It’s usually not the right call to use a hash table like you’re describing. You’re not saving any work (all keys have to be migrated sooner or later) and by doing it like this you incur a non-trivial amount of overhead on most operations.
Hash tables generally work on the assumption that operations are O(1) in the amortized sense, that individual inserts might be expensive because of rehashing, but in aggregate they are very cheap. In practice, this is almost always a fine assumption, and it is how the vast majority of hash tables in all programming languages work.
The kinds of hash tables you are talking about have their uses in places where you have soft real-time constraints, but that is honestly a pretty niche use case.
iirc memcached either uses or used to use https://en.wikipedia.org/wiki/Linear_hashing to avoid rehashing induced pauses. it definitely makes sense for that use case but you're correct that it's not the right call for a general purpose hash table implementation.
Programs have different phases and jitter might be relevant only in some of them.
Imagine hash tables used to store configuration data. You don't care about performance of "reload config" operation, but once config is loaded and the worker is handling traffic, read operations must be fast.
I agree. I’m rarely using a hash tables for growing data sets. In my experience, I’ve been more inclined to redesign the algorithm or use a different data structures at the point were a migrating hash table makes sense.
> Hash tables generally work on the assumption that operations are O(1) in the amortized sense, that individual inserts might be expensive because of rehashing, but in aggregate they are very cheap.
Hash tables aren't O(1) in an amortized sense, they are O(1) in a statistical sense. The O(1) complexity of hash tables is dependent entirely on the size of the underlying array, the method of collision resolution, and the quality of the (pre)hash function in relation to the distribution of data you're storing in the table. Whether you insert 1 item or 1 million items into the table, you're still getting O(1) computational complexity if the table is designed well. If not, you could be getting O(n) complexity in the worst case.
While the fixed cost of hashing is irrelevant in the O(1) nature of hash table operations, it does mean that a hash table in practice could be slower (in terms of wall time) than a linked list for insert/find/remove operations. Despite a linked list being O(n) for those operations, a linked list doesn't have to pay the fixed cost of hashing. So for low values of n, the linked list might be a better choice. I think this is what you mean by "O(1) in the amortized sense" but it's not what we mean when we say the computational complexity of these operations on a hash table is O(1).
What the OP is talking about is an example of amortization of resize(), essentially adding a fixed cost to insert() and remove() so you don't have to pay a huge sum when you call resize(). But that doesn't mean insert() and remove() are no longer O(1).

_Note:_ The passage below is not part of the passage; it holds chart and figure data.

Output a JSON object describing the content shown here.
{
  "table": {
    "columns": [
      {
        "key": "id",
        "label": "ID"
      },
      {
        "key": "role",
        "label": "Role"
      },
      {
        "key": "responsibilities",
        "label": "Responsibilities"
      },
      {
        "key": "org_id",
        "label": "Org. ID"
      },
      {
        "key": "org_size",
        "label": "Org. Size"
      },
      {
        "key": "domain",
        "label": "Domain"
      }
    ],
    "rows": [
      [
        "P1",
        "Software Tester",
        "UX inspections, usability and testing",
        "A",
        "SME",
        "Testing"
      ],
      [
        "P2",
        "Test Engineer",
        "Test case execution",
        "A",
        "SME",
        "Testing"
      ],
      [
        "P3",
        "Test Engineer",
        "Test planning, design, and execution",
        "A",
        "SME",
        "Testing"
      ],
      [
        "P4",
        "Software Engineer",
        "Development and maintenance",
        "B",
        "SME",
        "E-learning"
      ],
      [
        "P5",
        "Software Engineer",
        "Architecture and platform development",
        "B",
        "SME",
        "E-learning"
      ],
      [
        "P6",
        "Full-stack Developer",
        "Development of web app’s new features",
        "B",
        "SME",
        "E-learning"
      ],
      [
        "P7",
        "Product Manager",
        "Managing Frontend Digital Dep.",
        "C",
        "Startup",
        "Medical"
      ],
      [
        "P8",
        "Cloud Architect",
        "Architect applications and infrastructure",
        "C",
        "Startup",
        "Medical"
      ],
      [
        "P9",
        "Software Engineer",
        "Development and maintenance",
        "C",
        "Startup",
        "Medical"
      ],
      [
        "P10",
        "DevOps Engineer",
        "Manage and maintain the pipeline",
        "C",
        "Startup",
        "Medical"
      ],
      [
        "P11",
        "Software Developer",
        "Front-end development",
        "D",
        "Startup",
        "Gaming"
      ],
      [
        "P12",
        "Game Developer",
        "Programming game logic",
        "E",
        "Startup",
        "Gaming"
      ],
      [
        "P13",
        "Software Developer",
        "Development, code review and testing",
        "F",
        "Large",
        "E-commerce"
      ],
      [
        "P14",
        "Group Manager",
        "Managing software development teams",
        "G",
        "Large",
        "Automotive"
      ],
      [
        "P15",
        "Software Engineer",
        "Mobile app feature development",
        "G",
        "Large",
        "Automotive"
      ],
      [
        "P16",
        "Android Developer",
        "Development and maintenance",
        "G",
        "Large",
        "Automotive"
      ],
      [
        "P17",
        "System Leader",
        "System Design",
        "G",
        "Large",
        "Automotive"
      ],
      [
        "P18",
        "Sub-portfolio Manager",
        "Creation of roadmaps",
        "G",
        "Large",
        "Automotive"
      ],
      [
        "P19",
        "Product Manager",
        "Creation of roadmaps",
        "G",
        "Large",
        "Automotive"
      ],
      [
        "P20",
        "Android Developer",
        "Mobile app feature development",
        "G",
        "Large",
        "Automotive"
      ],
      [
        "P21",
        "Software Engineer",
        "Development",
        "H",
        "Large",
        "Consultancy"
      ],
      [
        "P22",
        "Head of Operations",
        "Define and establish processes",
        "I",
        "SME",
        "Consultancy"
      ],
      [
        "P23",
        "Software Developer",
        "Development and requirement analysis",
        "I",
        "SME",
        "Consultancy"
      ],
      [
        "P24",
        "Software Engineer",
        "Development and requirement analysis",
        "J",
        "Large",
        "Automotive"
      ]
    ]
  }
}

If you use the terminology precisely, the worst case cost of a regular hash table insertion is O(n) because of the potential resize, but its amortized cost is O(1) because that's what it "averages out to".
Hash tables generally work on the assumption that operations are O(1) in the amortized sense, that individual inserts might be expensive because of rehashing, but in aggregate they are very cheap. In practice, this is almost always a fine assumption, and it is how the vast majority of hash tables in all programming languages work.
The kinds of hash tables you are talking about have their uses in places where you have soft real-time constraints, but that is honestly a pretty niche use case.